AE does not accept moral arguments of any kind.

The furthest it will go in terms of good or bad is the felicific calculus, i.e. 'good' adds to it, 'bad' detracts from it. AE refuses to get engaged with moral arguments because they are not capable of solution. In fact

Moral arguments don't really exist.

They are ordinary arguments in which the arguer has run out of rational reasons for believing something--or didn't have any to start with--and are the adult version of a child stamping their foot and saying, "Shan't!"

It is the AE-ists job to tease out what is really going on

and stating the position in rational terms. Hence, in an illegal migrant debate, the AE-ist cannot take sides (unless he is being asked to judge the situation from one side) but would, after computing the immediate situation, pro or anti in terms of the felicific calculus, would quickly recognise that it is irrelevant because the host population will bring it to an end if it is decidedly negative for them.

But in something like the abortion debate where (a) the felicific calculus cannot be calculated and (b) everything is couched in moral terms, eg 'when a human life begins' or 'it's a woman's right to choose', the AE-ist would (or at least I do) take refuge in the observation that women will always seek abortions one way or another so it is better it is available legally than in back streets.

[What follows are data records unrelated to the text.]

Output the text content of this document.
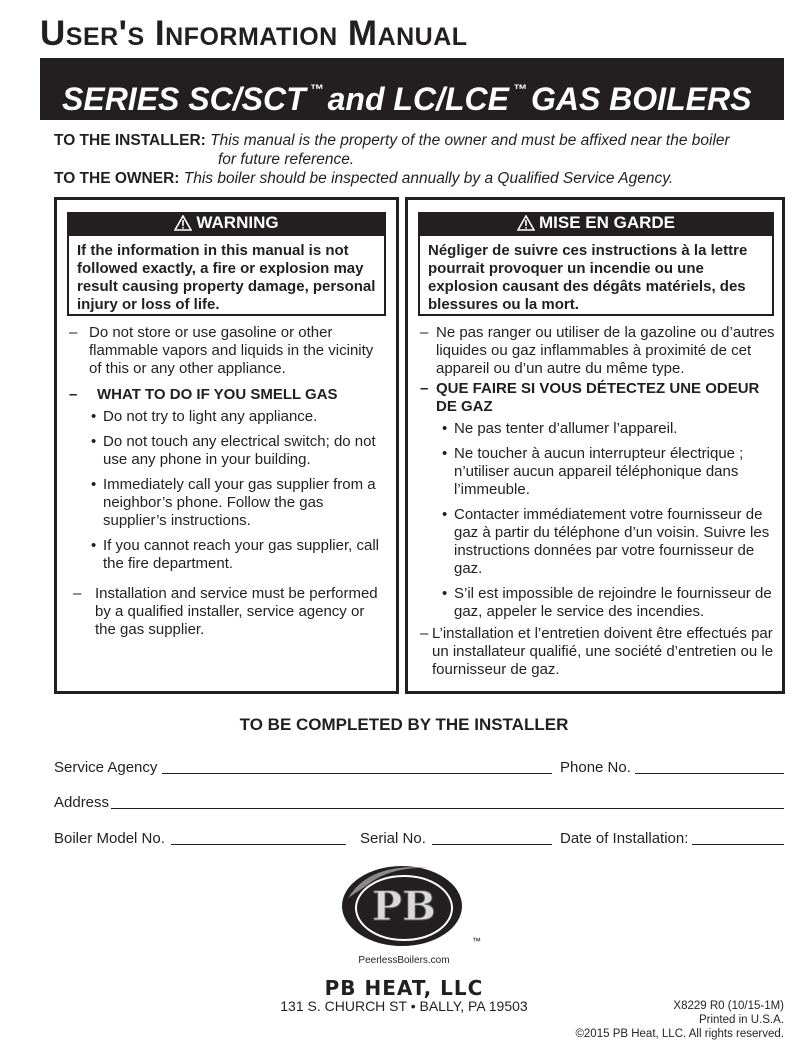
User's Information Manual
SERIES SC/SCT ™ and LC/LCE ™ GAS BOILERS
TO THE INSTALLER: This manual is the property of the owner and must be affixed near the boiler
for future reference.
TO THE OWNER: This boiler should be inspected annually by a Qualified Service Agency.
WARNING
If the information in this manual is not followed exactly, a fire or explosion may result causing property damage, personal injury or loss of life.
– Do not store or use gasoline or other flammable vapors and liquids in the vicinity of this or any other appliance.
–	WHAT TO DO IF YOU SMELL GAS
• Do not try to light any appliance.
• Do not touch any electrical switch; do not use any phone in your building.
• Immediately call your gas supplier from a neighbor’s phone. Follow the gas supplier’s instructions.
• If you cannot reach your gas supplier, call the fire department.
– Installation and service must be performed by a qualified installer, service agency or the gas supplier.
MISE EN GARDE
Négliger de suivre ces instructions à la lettre pourrait provoquer un incendie ou une explosion causant des dégâts matériels, des blessures ou la mort.
– Ne pas ranger ou utiliser de la gazoline ou d’autres liquides ou gaz inflammables à proximité de cet appareil ou d’un autre du même type.
– QUE FAIRE SI VOUS DÉTECTEZ UNE ODEUR DE GAZ
• Ne pas tenter d’allumer l’appareil.
• Ne toucher à aucun interrupteur électrique ; n’utiliser aucun appareil téléphonique dans l’immeuble.
• Contacter immédiatement votre fournisseur de gaz à partir du téléphone d’un voisin. Suivre les instructions données par votre fournisseur de gaz.
• S’il est impossible de rejoindre le fournisseur de gaz, appeler le service des incendies.
– L’installation et l’entretien doivent être effectués par un installateur qualifié, une société d’entretien ou le fournisseur de gaz.
TO BE COMPLETED BY THE INSTALLER
Service Agency	Phone No.
Address
Boiler Model No.	Serial No.	Date of Installation:
PB
™
PeerlessBoilers.com
PB HEAT, LLC
131 S. CHURCH ST • BALLY, PA 19503	X8229 R0 (10/15-1M)
Printed in U.S.A.
©2015 PB Heat, LLC. All rights reserved.
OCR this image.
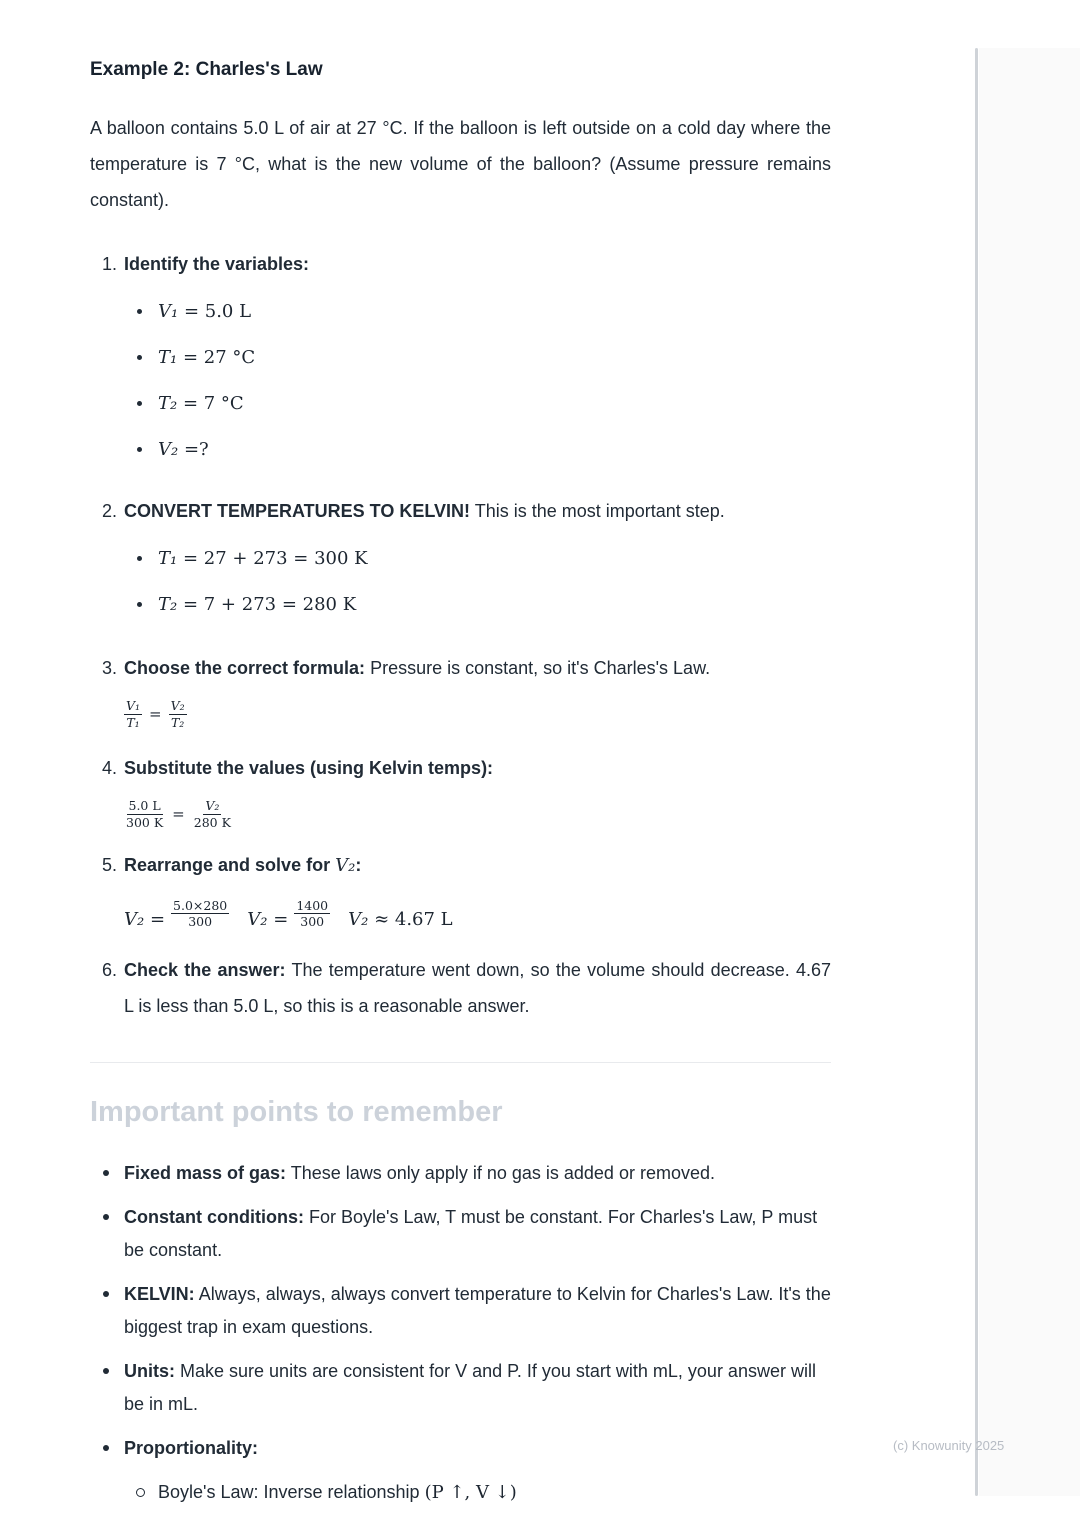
Example 2: Charles's Law

A balloon contains 5.0 L of air at 27 °C. If the balloon is left outside on a cold day where the temperature is 7 °C, what is the new volume of the balloon? (Assume pressure remains constant).

1. Identify the variables:
V₁ = 5.0 L
T₁ = 27 °C
T₂ = 7 °C
V₂ =?
2. CONVERT TEMPERATURES TO KELVIN! This is the most important step.
T₁ = 27 + 273 = 300 K
T₂ = 7 + 273 = 280 K
3. Choose the correct formula: Pressure is constant, so it's Charles's Law.
$\frac{\text{V₁}}{\text{T₁}} = \frac{\text{V₂}}{\text{T₂}}$
4. Substitute the values (using Kelvin temps):
$\frac{5.0 L}{300 K} = \frac{\text{V₂}}{280 K}$
5. Rearrange and solve for V₂:
$V_2 = \frac{5.0\times 280}{300} V_2 = \frac{1400}{300} V_2 \approx 4.67$ L
6. Check the answer: The temperature went down, so the volume should decrease. 4.67 L is less than 5.0 L, so this is a reasonable answer.
Important points to remember
Fixed mass of gas: These laws only apply if no gas is added or removed.
Constant conditions: For Boyle's Law, T must be constant. For Charles's Law, P must be constant.
KELVIN: Always, always, always convert temperature to Kelvin for Charles's Law. It's the biggest trap in exam questions.
Units: Make sure units are consistent for V and P. If you start with mL, your answer will be in mL.
Proportionality:
Boyle's Law: Inverse relationship (P ↑, V ↓)
(c) Knowunity 2025
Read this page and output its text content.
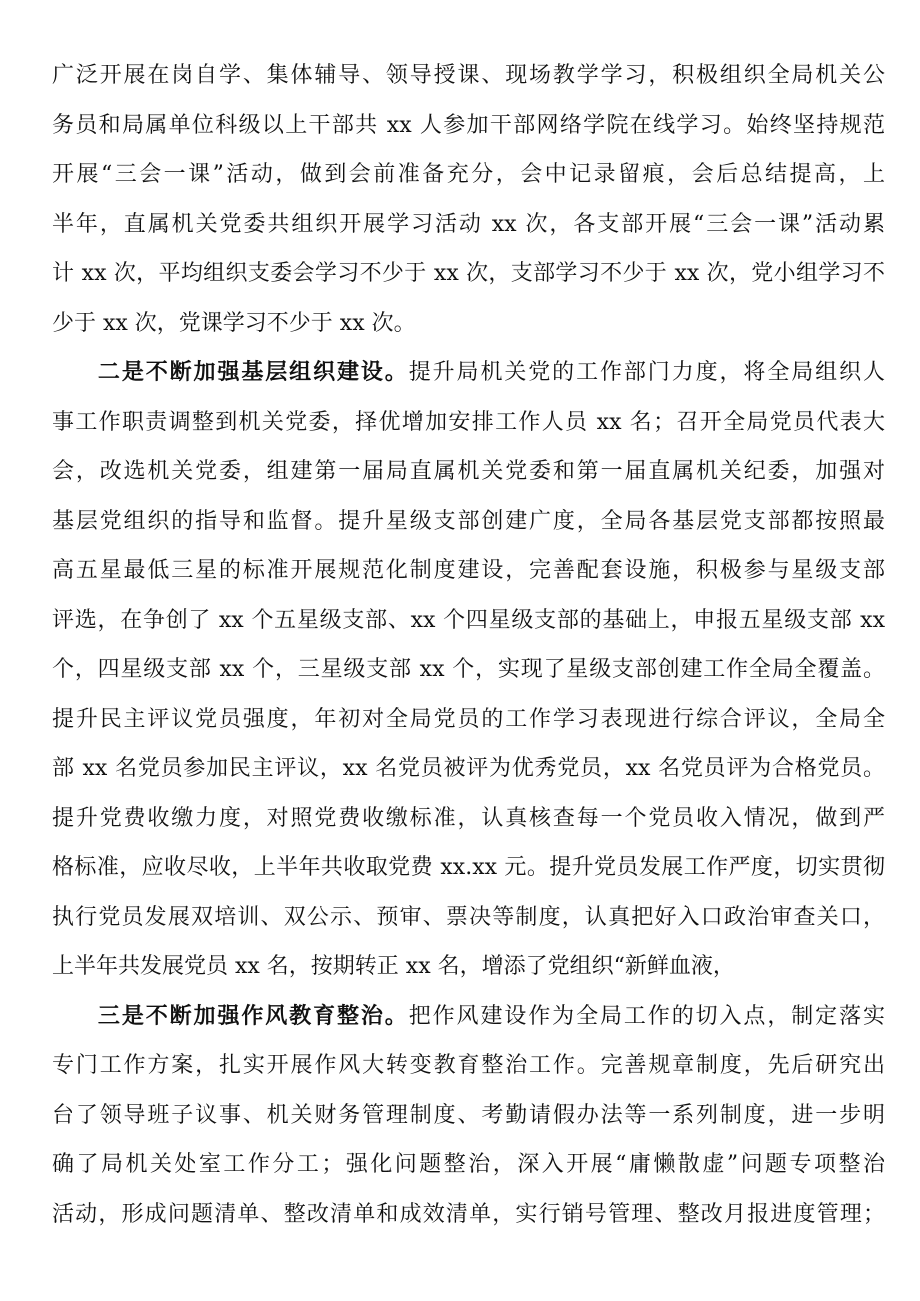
广泛开展在岗自学、集体辅导、领导授课、现场教学学习，积极组织全局机关公
务员和局属单位科级以上干部共 xx 人参加干部网络学院在线学习。始终坚持规范
开展“三会一课”活动，做到会前准备充分，会中记录留痕，会后总结提高，上
半年，直属机关党委共组织开展学习活动 xx 次，各支部开展“三会一课”活动累
计 xx 次，平均组织支委会学习不少于 xx 次，支部学习不少于 xx 次，党小组学习不
少于 xx 次，党课学习不少于 xx 次。
二是不断加强基层组织建设。提升局机关党的工作部门力度，将全局组织人
事工作职责调整到机关党委，择优增加安排工作人员 xx 名；召开全局党员代表大
会，改选机关党委，组建第一届局直属机关党委和第一届直属机关纪委，加强对
基层党组织的指导和监督。提升星级支部创建广度，全局各基层党支部都按照最
高五星最低三星的标准开展规范化制度建设，完善配套设施，积极参与星级支部
评选，在争创了 xx 个五星级支部、xx 个四星级支部的基础上，申报五星级支部 xx
个，四星级支部 xx 个，三星级支部 xx 个，实现了星级支部创建工作全局全覆盖。
提升民主评议党员强度，年初对全局党员的工作学习表现进行综合评议，全局全
部 xx 名党员参加民主评议，xx 名党员被评为优秀党员，xx 名党员评为合格党员。
提升党费收缴力度，对照党费收缴标准，认真核查每一个党员收入情况，做到严
格标准，应收尽收，上半年共收取党费 xx.xx 元。提升党员发展工作严度，切实贯彻
执行党员发展双培训、双公示、预审、票决等制度，认真把好入口政治审查关口，
上半年共发展党员 xx 名，按期转正 xx 名，增添了党组织“新鲜血液，
三是不断加强作风教育整治。把作风建设作为全局工作的切入点，制定落实
专门工作方案，扎实开展作风大转变教育整治工作。完善规章制度，先后研究出
台了领导班子议事、机关财务管理制度、考勤请假办法等一系列制度，进一步明
确了局机关处室工作分工；强化问题整治，深入开展“庸懒散虚”问题专项整治
活动，形成问题清单、整改清单和成效清单，实行销号管理、整改月报进度管理；
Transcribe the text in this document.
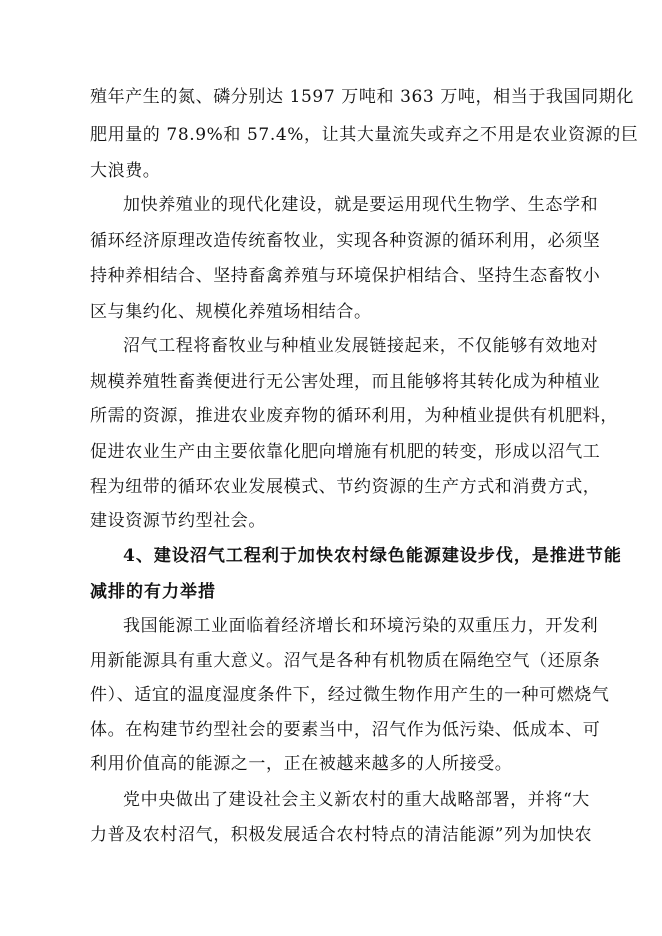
殖年产生的氮、磷分别达 1597 万吨和 363 万吨，相当于我国同期化
肥用量的 78.9%和 57.4%，让其大量流失或弃之不用是农业资源的巨
大浪费。
加快养殖业的现代化建设，就是要运用现代生物学、生态学和
循环经济原理改造传统畜牧业，实现各种资源的循环利用，必须坚
持种养相结合、坚持畜禽养殖与环境保护相结合、坚持生态畜牧小
区与集约化、规模化养殖场相结合。
沼气工程将畜牧业与种植业发展链接起来，不仅能够有效地对
规模养殖牲畜粪便进行无公害处理，而且能够将其转化成为种植业
所需的资源，推进农业废弃物的循环利用，为种植业提供有机肥料，
促进农业生产由主要依靠化肥向增施有机肥的转变，形成以沼气工
程为纽带的循环农业发展模式、节约资源的生产方式和消费方式，
建设资源节约型社会。
4、建设沼气工程利于加快农村绿色能源建设步伐，是推进节能
减排的有力举措
我国能源工业面临着经济增长和环境污染的双重压力，开发利
用新能源具有重大意义。沼气是各种有机物质在隔绝空气（还原条
件）、适宜的温度湿度条件下，经过微生物作用产生的一种可燃烧气
体。在构建节约型社会的要素当中，沼气作为低污染、低成本、可
利用价值高的能源之一，正在被越来越多的人所接受。
党中央做出了建设社会主义新农村的重大战略部署，并将“大
力普及农村沼气，积极发展适合农村特点的清洁能源”列为加快农
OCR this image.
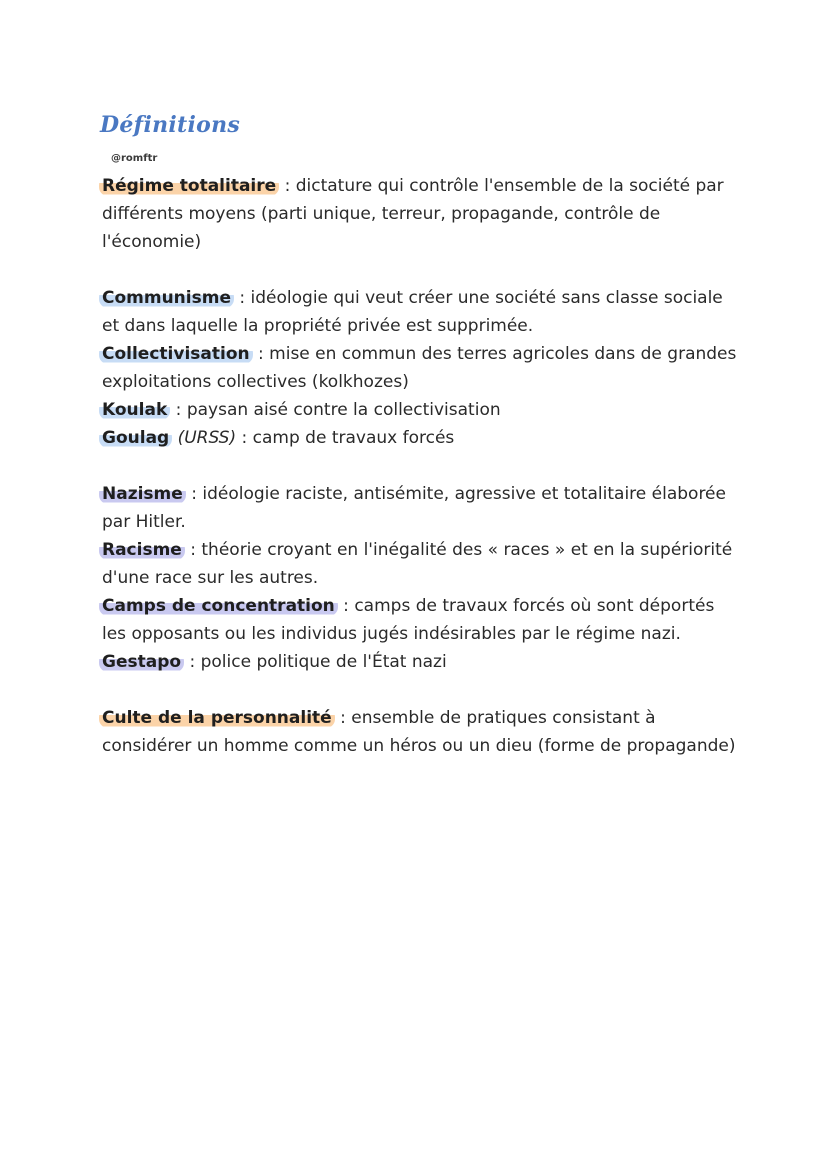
Définitions
@romftr

Régime totalitaire : dictature qui contrôle l'ensemble de la société par différents moyens (parti unique, terreur, propagande, contrôle de l'économie)

Communisme : idéologie qui veut créer une société sans classe sociale et dans laquelle la propriété privée est supprimée.

Collectivisation : mise en commun des terres agricoles dans de grandes exploitations collectives (kolkhozes)

Koulak : paysan aisé contre la collectivisation

Goulag (URSS) : camp de travaux forcés

Nazisme : idéologie raciste, antisémite, agressive et totalitaire élaborée par Hitler.

Racisme : théorie croyant en l'inégalité des « races » et en la supériorité d'une race sur les autres.

Camps de concentration : camps de travaux forcés où sont déportés les opposants ou les individus jugés indésirables par le régime nazi.

Gestapo : police politique de l'État nazi

Culte de la personnalité : ensemble de pratiques consistant à considérer un homme comme un héros ou un dieu (forme de propagande)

That way morality doesn't come into it.

But try telling that to non AE-ists. For ordinary folk 'everything comes down to morality'. It's a lot easier--and makes people much happier--than having to work it out. Especially as an appeal to morality ends the argument. There's nothing more to say.

Saying 'Don't know' is always an option for an AE-ist but not for people. Leastways I've never heard anyone, asked for their view on abortion, say 'Don't know.' Either way it shows AE-ists are immoral.